The show makes excellent use of lighting, and a scrim in front of the action to allow the all-important intertitles to be interleaved with the acting. The players are dressed plainly in 1920s-style suits and dresses, and use few props. Except for two chairs and some hats, it’s all mime and your imagination, but it works so well. The actors did a brilliant job with exaggerated gestures and expressions to get the audience laughing and help us follow the plot as it unfolded. From the ridiculous tearful scene where the farmer and Gwenda (the cow) had to part, to the jail scene where the accomplice lost everything at poker, I laughed all the way through.

Humbert Caesar (Gwenda the cow) made particularly good use of "thought bubbles" to provide change of pace and variety in the scenes – and of course to reassure us the farmer stayed true to his bovine love. The live music from Andrew Bent, meanwhile, completed the scenes brilliantly. From counting money to tailing the baddy, he mixed familiar tunes with a ragtime feel to enhance the acting, keep up the humour and retain the feel of a 1920s film.
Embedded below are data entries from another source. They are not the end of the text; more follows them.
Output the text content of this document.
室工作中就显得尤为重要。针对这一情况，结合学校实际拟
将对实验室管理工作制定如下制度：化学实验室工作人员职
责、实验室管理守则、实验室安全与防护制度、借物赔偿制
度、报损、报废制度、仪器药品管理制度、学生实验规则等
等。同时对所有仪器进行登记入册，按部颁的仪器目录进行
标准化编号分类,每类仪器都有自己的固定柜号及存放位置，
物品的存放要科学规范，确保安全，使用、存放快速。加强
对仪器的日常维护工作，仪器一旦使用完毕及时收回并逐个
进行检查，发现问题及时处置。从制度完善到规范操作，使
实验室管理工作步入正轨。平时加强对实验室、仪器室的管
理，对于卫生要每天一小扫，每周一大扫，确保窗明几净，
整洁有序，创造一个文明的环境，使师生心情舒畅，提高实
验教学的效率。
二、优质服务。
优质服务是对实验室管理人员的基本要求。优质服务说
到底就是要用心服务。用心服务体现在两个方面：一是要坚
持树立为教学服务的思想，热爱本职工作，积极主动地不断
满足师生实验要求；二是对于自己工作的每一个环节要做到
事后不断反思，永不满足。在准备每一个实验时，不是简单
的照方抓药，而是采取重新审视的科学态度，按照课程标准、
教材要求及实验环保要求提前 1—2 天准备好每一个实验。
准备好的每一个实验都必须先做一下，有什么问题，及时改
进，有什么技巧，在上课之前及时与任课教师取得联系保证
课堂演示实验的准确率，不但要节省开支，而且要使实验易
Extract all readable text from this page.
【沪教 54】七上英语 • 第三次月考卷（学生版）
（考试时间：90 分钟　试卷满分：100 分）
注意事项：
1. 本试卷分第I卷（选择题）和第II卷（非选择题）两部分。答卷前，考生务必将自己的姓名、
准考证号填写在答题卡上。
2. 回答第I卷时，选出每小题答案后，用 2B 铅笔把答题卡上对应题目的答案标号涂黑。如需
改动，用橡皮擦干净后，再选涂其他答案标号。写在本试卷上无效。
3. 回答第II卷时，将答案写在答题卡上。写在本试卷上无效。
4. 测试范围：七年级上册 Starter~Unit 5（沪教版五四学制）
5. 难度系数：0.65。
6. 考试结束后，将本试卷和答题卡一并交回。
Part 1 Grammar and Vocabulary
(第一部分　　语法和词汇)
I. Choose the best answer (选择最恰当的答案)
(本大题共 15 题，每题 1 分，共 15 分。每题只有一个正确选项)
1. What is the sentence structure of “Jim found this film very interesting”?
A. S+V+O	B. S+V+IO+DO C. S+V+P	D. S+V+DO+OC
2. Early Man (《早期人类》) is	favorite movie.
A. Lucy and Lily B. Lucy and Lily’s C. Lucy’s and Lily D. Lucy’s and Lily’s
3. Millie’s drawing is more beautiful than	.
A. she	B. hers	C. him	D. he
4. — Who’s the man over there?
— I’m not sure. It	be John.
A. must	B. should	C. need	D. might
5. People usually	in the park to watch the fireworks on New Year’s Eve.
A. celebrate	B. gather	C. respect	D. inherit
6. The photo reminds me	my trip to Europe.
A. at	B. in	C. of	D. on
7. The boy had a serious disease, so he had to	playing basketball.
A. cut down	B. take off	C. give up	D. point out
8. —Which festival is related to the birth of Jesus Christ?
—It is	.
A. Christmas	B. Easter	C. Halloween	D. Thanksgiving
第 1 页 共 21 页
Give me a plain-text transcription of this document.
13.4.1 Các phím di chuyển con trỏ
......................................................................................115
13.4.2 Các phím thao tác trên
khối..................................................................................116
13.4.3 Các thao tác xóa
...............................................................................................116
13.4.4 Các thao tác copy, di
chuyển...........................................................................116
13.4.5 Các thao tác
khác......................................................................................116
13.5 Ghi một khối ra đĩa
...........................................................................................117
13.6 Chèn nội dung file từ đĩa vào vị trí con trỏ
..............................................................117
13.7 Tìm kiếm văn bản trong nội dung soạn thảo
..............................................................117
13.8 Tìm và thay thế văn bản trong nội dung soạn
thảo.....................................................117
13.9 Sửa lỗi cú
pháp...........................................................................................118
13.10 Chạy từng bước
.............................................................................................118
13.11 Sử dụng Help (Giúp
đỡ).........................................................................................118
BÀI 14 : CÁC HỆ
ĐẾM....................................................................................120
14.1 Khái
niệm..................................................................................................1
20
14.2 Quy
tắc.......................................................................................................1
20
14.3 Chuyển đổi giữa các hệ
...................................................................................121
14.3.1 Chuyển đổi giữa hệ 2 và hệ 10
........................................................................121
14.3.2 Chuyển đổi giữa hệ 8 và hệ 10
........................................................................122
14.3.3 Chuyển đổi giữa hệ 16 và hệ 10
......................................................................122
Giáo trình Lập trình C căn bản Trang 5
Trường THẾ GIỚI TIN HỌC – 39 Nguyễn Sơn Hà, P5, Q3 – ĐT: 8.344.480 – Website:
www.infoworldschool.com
The live titling is also impressive: it meshes perfectly with the theme, and helps keep the audience engaged. But I felt some of the more conversational scenes would have benefitted from more captioning, to keep us amused when there was less opportunity for physical comedy. I am also quite sure the farmer’s name changed on some of the captions, though that’s a minor detail. As is often the case with improvised theatre, some scenes were a little off plot and some characters were underused – but overall I was genuinely impressed by how coherent the story was.

I would highly recommended Shhhh for anyone who enjoys silent films or improvised theatre. For comic effect, imaginative improvisation, and engaging plots, this is a true gem.